Nous passons d'ailleurs près d'un enclos de chevaux. Leur réaction face à Alain est très belle. Ils le suivent sur quelques mètres... même eux auront marché avec nous ! "Après tout 'Douniama' c'est l'ami des bêtes ! Et les animaux sentent le handicap, ils sont très doux avec nous".


 

 
 

  


  
 





Nous avançons depuis plusieurs jours sur les formidables pistes cyclables du long de la Loire. C'est une initiative merveilleuse ce trajet bitumé, protégé de la route ! Nos vies et nos poumons vous remercient, initiateurs. Les chemins de terre sont définitivement à proscrire en fauteuil. A pieds, j'avoue que mes genoux auraient préféré. Ce trajet me donne d'ailleurs parfois envie de faire du vélo, sauf que pour pédaler, filmer, et pousser, je ne suis pas sure d'avoir assez d'équilibre ni de bras. Nous tenons tout de même une bonne moyenne de plus de 5km/h, avec de longs tronçons à 7km/h. Sur le plat ou le faux-plat descendant, je pose mon sac dans la charrette. Grâce à Michel, je ne le sens quasiment plus lorsque je le porte, mais avec le poids de la caméra à gérer, c'est parfois compliqué tout de même. Je propose sans cesse d'accompagner l'effort d'Alain en poussant la charrette, mais en dehors des montées c'est rare de le voir accepter. Peut-être dois-je réfléchir à une formulation qui ne contiendrait pas le verbe "aider" ? En tous cas les bras d'Alain se développent et ses mains sont très douloureuses. Ses muscles vont de mieux en mieux tout de même. Là où la maladie empêche normalement une bonne récupération des muscles, il sent depuis le troisième jour qu'il est en pleine forme au réveil. Cela n'empêche pas de grandes fatigues en fin de journée, mais c'est encourageant. Quel beau combat il mène en tous cas. Tant de choses remontent et s'évaporent. "Ce trajet, c'est une grosse gomme en forme de croix. Quand on va arriver, on aura laissé tous nos cailloux derrière nous."



 


 
 

 


Plus il s'adoucit, mieux il va. "J'ai grandi comme un dur, mais la colère, c'est jamais bien. Le corps encaisse, et voilà le résultat."

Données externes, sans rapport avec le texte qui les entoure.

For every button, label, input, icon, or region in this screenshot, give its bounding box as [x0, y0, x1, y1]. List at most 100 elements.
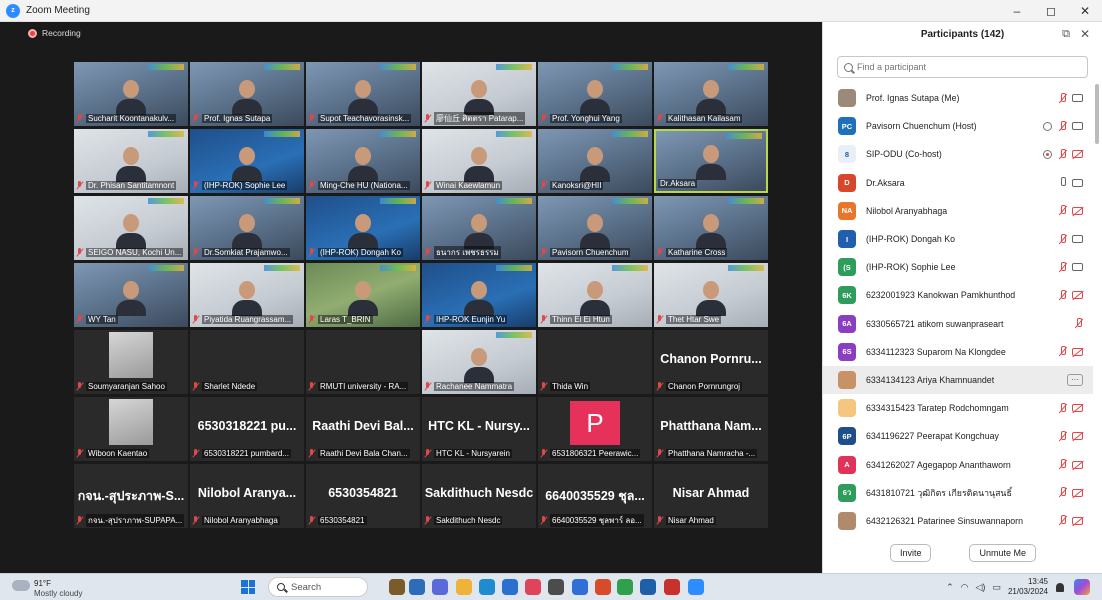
virtual-background-logo — [728, 198, 764, 204]
participant-tile[interactable]: Katharine Cross — [654, 196, 768, 260]
participant-tile[interactable]: Ming-Che HU (Nationa... — [306, 129, 420, 193]
participant-search[interactable] — [837, 56, 1088, 78]
popout-icon[interactable]: ⧉ — [1062, 28, 1070, 41]
close-panel-icon[interactable]: ✕ — [1080, 27, 1090, 41]
participant-row[interactable]: 6334134123 Ariya Khamnuandet ··· — [823, 365, 1093, 395]
participant-row[interactable]: 6ว 6431810721 วุฒิกิตร เกียรติดนานุสนธิ์ — [823, 479, 1093, 507]
participant-video — [696, 145, 726, 180]
file-explorer-icon[interactable] — [456, 579, 472, 595]
taskbar-search[interactable]: Search — [268, 577, 368, 597]
word-icon[interactable] — [640, 579, 656, 595]
participant-tile[interactable]: Nisar Ahmad Nisar Ahmad — [654, 464, 768, 528]
participant-tile[interactable]: Sucharit Koontanakulv... — [74, 62, 188, 126]
acrobat-icon[interactable] — [664, 579, 680, 595]
participant-tile[interactable]: Thet Htar Swe — [654, 263, 768, 327]
participant-tile[interactable]: Soumyaranjan Sahoo — [74, 330, 188, 394]
invite-button[interactable]: Invite — [889, 544, 932, 562]
participant-tile[interactable]: 6640035529 ชุล... 6640035529 ชุลพาร์ ลอ..… — [538, 464, 652, 528]
participant-tile[interactable]: Dr. Phisan Santitamnont — [74, 129, 188, 193]
participant-row[interactable]: Prof. Ignas Sutapa (Me) — [823, 84, 1093, 112]
participant-tile[interactable]: (IHP-ROK) Sophie Lee — [190, 129, 304, 193]
participant-row[interactable]: 6S 6334112323 Suparom Na Klongdee — [823, 338, 1093, 366]
participant-tile[interactable]: Laras T_BRIN — [306, 263, 420, 327]
participant-row[interactable]: 6K 6232001923 Kanokwan Pamkhunthod — [823, 281, 1093, 309]
teams-icon[interactable] — [432, 579, 448, 595]
powerpoint-icon[interactable] — [595, 579, 611, 595]
maximize-button[interactable]: ◻ — [1034, 0, 1068, 22]
start-button[interactable] — [241, 580, 255, 594]
participant-tile[interactable]: Dr.Somkiat Prajamwo... — [190, 196, 304, 260]
participant-tile[interactable]: Sharlet Ndede — [190, 330, 304, 394]
notion-icon[interactable] — [548, 579, 564, 595]
participant-tile[interactable]: Supot Teachavorasinsk... — [306, 62, 420, 126]
participant-tile[interactable]: Thida Win — [538, 330, 652, 394]
participant-tile[interactable]: Chanon Pornru... Chanon Pornrungroj — [654, 330, 768, 394]
participant-tile[interactable]: Prof. Ignas Sutapa — [190, 62, 304, 126]
list-scrollbar[interactable] — [1095, 84, 1099, 144]
participant-row[interactable]: 6A 6330565721 atikom suwanpraseart — [823, 310, 1093, 338]
participant-tile[interactable]: Pavisorn Chuenchum — [538, 196, 652, 260]
battery-icon[interactable]: ▭ — [992, 582, 1001, 593]
participant-tile[interactable]: Kalithasan Kailasam — [654, 62, 768, 126]
participant-tile[interactable]: Dr.Aksara — [654, 129, 768, 193]
participant-row[interactable]: 6432126321 Patarinee Sinsuwannaporn — [823, 507, 1093, 535]
participant-tile[interactable]: 6530318221 pu... 6530318221 pumbard... — [190, 397, 304, 461]
participant-tile[interactable]: SEIGO NASU, Kochi Un... — [74, 196, 188, 260]
wifi-icon[interactable]: ◠ — [961, 582, 969, 593]
participant-row[interactable]: 6334315423 Taratep Rodchomngam — [823, 394, 1093, 422]
participant-row[interactable]: 6P 6341196227 Peerapat Kongchuay — [823, 422, 1093, 450]
chrome-icon[interactable] — [617, 579, 633, 595]
volume-icon[interactable]: ◁) — [976, 582, 986, 593]
participant-tile[interactable]: RMUTI university - RA... — [306, 330, 420, 394]
edge-icon[interactable] — [479, 579, 495, 595]
clock[interactable]: 13:45 21/03/2024 — [1008, 577, 1048, 597]
outlook-icon[interactable] — [572, 579, 588, 595]
participant-tile[interactable]: (IHP-ROK) Dongah Ko — [306, 196, 420, 260]
participant-tile[interactable]: IHP-ROK Eunjin Yu — [422, 263, 536, 327]
participant-tile[interactable]: Thinn Ei Ei Htun — [538, 263, 652, 327]
participant-tile[interactable]: Wiboon Kaentao — [74, 397, 188, 461]
task-view-icon[interactable] — [409, 579, 425, 595]
recording-indicator[interactable]: Recording — [28, 28, 81, 38]
participant-tile[interactable]: Prof. Yonghui Yang — [538, 62, 652, 126]
weather-widget[interactable]: 91°F Mostly cloudy — [10, 577, 82, 598]
chevron-up-icon[interactable]: ⌃ — [946, 582, 954, 593]
participant-row[interactable]: A 6341262027 Agegapop Ananthaworn — [823, 450, 1093, 478]
muted-mic-icon — [1058, 261, 1067, 273]
tile-label: 6531806321 Peerawic... — [540, 448, 650, 459]
participant-tile[interactable]: 廖仙丘 ศิตตรา Patarap... — [422, 62, 536, 126]
widgets-icon[interactable] — [389, 579, 405, 595]
participant-row[interactable]: (S (IHP-ROK) Sophie Lee — [823, 253, 1093, 281]
participant-tile[interactable]: HTC KL - Nursy... HTC KL - Nursyarein — [422, 397, 536, 461]
participant-tile[interactable]: Piyatida Ruangrassam... — [190, 263, 304, 327]
app-icon[interactable] — [525, 579, 541, 595]
close-button[interactable]: ✕ — [1068, 0, 1102, 22]
unmute-me-button[interactable]: Unmute Me — [969, 544, 1037, 562]
more-options-icon[interactable]: ··· — [1067, 373, 1083, 386]
participant-row[interactable]: D Dr.Aksara — [823, 169, 1093, 197]
search-input[interactable] — [857, 62, 1067, 72]
participant-tile[interactable]: Winai Kaewlamun — [422, 129, 536, 193]
copilot-icon[interactable] — [1074, 579, 1090, 595]
participant-tile[interactable]: 6530354821 6530354821 — [306, 464, 420, 528]
participant-tile[interactable]: Sakdithuch Nesdc Sakdithuch Nesdc — [422, 464, 536, 528]
participant-tile[interactable]: Nilobol Aranya... Nilobol Aranyabhaga — [190, 464, 304, 528]
minimize-button[interactable]: – — [1000, 0, 1034, 22]
participant-tile[interactable]: กจน.-สุประภาพ-S... กจน.-สุปราภาพ-SUPAPA..… — [74, 464, 188, 528]
participant-tile[interactable]: ธนากร เพชรธรรม — [422, 196, 536, 260]
participant-tile[interactable]: Phatthana Nam... Phatthana Namracha -... — [654, 397, 768, 461]
participant-tile[interactable]: WY Tan — [74, 263, 188, 327]
participant-tile[interactable]: P 6531806321 Peerawic... — [538, 397, 652, 461]
zoom-icon[interactable] — [688, 579, 704, 595]
participant-video — [464, 214, 494, 249]
participant-tile[interactable]: Kanoksri@HII — [538, 129, 652, 193]
notification-bell-icon[interactable] — [1056, 582, 1064, 592]
participant-row[interactable]: PC Pavisorn Chuenchum (Host) — [823, 112, 1093, 140]
participant-row[interactable]: I (IHP-ROK) Dongah Ko — [823, 225, 1093, 253]
camera-off-icon — [1072, 291, 1083, 300]
participant-row[interactable]: NA Nilobol Aranyabhaga — [823, 197, 1093, 225]
participant-tile[interactable]: Rachanee Nammatra — [422, 330, 536, 394]
participant-row[interactable]: 8 SIP-ODU (Co-host) — [823, 140, 1093, 168]
participant-tile[interactable]: Raathi Devi Bal... Raathi Devi Bala Chan.… — [306, 397, 420, 461]
store-icon[interactable] — [502, 579, 518, 595]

Il y en a déjà tant, des choses qui s'évacuent. Nous roulons, marchons, avançons pour la paix et le partage. "C'est toujours la Lumière qui est au bout, même dans tes photos. C'est puissant. C'est vers cette Lumière qu'on va." Même si aujourd'hui il pleut. Et qu'on abandonne toute idée de look. Une manière de se détacher des apparences, en somme. Et puis c'est bon pour la nature.

 

 

 
 
 
 

Lorsque nous devons rouler sur des sols un peu plus caillouteux, nos pensées vont vers Serge Klipfel, le créateur du fauteuil. Merci, merci pour cette merveille ! L'amortisseur est indispensable, et je me révolte d'apprendre que cela signifie que les fauteuils "classiques" n'en n'ont pas ! "Ce ne sont pas des handicapés qui les conçoivent" me dit Alain "Ils n'ont jamais vécu ça, alors ils ne savent pas faire". Quelle honte de ne pas penser à ce minimum de confort pour tous ceux contraints de s'assoir.
 
 


 

Nous passons beaucoup de ponts, au grand ravissement d'Alain. "Depuis que je connais les Alchimistes, j'aime de plus en plus les ponts. Aller sur l'autre rive. Aller dans un endroit que tu ne connais pas. C'est un rapport de toi à toi. Tu vas découvrir quelque chose, un autre côté."

 

Nous déjeunons sous un abris-bus dans la ville de l'Aumône. Quelqu'un y attend. Surement pas le bus pourtant, nous parlons longtemps et rien ne passera de l'après-midi. Il marche même avec nous, finalement, ce touchant garçon de la région. Jusqu'à Condé, il nous explique la chasse, avec ses mots un peu meurtris et pourtant très beaux. Il nous explique le pays, il nous raconte Tommy. Cet ami qui est parti si jeune, à qui cet arbre n'a pas laissé sa chance. De blessure en blessure, ses morceaux de vie et de deuils sont découpés bruts, pudiques et accablants.
Nous pensons à Tommy, très émus de se connecter à son histoire au hasard de cette route et du témoignage de Romain. Nous traversons ainsi son "territoire" le long cette route où il nous aura livré sa vérité et ses cicatrices encore à vif. Sans jamais s'en plaindre.







 

 

 

 

 

 

 
 
Le trajet semble passer tout seul malgré la pluie. "Vous êtes le chemin" vous dit Alain.
 Nous ne sentons plus les kilomètres même si les douleurs pèsent. Tant que c'est plat, ça va. La distance de 20km par jour environ est un bon dosage. Michel & Danièle nous ont d'ailleurs conseillés de plutôt réduire les étapes ou les couper en deux que de faire des journées de pause, pour que l'organisme ne perde pas le rythme. Il est trop dur de repartir le lendemain sinon.
Le dernier kilomètre est une montée à fort coefficient et d'une longueur d'au moins le double... En tous cas, sous la pluie et en fin de périple, un vrai kilomètre de montée en vaut sincèrement plusieurs ! Notre chance est de croiser Fabienne, notre hébergeuse, qui monte en voiture à ce moment là. Alain s'économise ce dernier effort épuisant, et je monte seule la charrette avec les sacs.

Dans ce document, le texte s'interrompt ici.